Le Parti Québécois a arraché de peine et de misère une gouvernance fragile des serres graisseuses du Parti Libéral, avec la promesse bien sincère de faire les choses différemment. Puis ils ont décidé, finalement, de ne pas hausser les impôts des plus fortunés, tout en conservant la douteuse taxe santé instaurée par le gouvernement précédent. Après s’être copieusement torchés le derrière avec les aspirations des manifestants lors d’un sommet de l’éducation qui a tout au moins rassuré les recteurs au sujet de leur rémunération, le PQ a décidé de lâcher la bride aux ardents policiers qui se sont empressés de vider les rues des derniers contestataires récalcitrants qui y languissaient, ceux-ci n’ayant probablement été mis au courant que les élections avaient sauvé la démocratie et que tout allait bien au Québec.
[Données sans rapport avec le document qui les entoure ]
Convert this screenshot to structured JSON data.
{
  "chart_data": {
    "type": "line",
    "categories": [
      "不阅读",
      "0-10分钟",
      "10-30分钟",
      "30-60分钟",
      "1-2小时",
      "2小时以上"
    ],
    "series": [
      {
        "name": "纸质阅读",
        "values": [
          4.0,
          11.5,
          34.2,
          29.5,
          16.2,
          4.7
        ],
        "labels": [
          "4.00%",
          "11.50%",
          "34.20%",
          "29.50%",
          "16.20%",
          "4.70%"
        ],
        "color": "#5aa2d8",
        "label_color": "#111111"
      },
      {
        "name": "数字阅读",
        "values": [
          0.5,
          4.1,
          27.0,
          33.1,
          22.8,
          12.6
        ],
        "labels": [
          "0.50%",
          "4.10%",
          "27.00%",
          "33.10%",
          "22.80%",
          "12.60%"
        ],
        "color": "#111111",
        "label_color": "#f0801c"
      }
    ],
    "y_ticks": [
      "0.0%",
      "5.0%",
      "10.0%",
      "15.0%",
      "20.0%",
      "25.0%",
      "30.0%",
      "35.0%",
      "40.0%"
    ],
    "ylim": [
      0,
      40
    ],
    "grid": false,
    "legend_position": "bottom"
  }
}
Et bien-sûr, le Plan Nord s’est poursuivi avec la différence que contrairement à celui des libéraux, celui-là est “pour tous”.

Aujourd’hui, le rideau s’est bien refermé, la pièce se déroule à nouveau sur la scène, laissant les marionnettistes et les techniciens du spectacle libres de retourner dissimuler leur honteuse souillure derrière un épais drapé de costumes dispendieux, de cravates et de paternalisme sirupeux. Aujourd’hui, la plèbe se déchire dans une rixe identitaire pendant que les grosses blattes dissimulées dans la pénombre de la complicité médiatique font main basse sur les valeurs plus tangibles de notre belle province.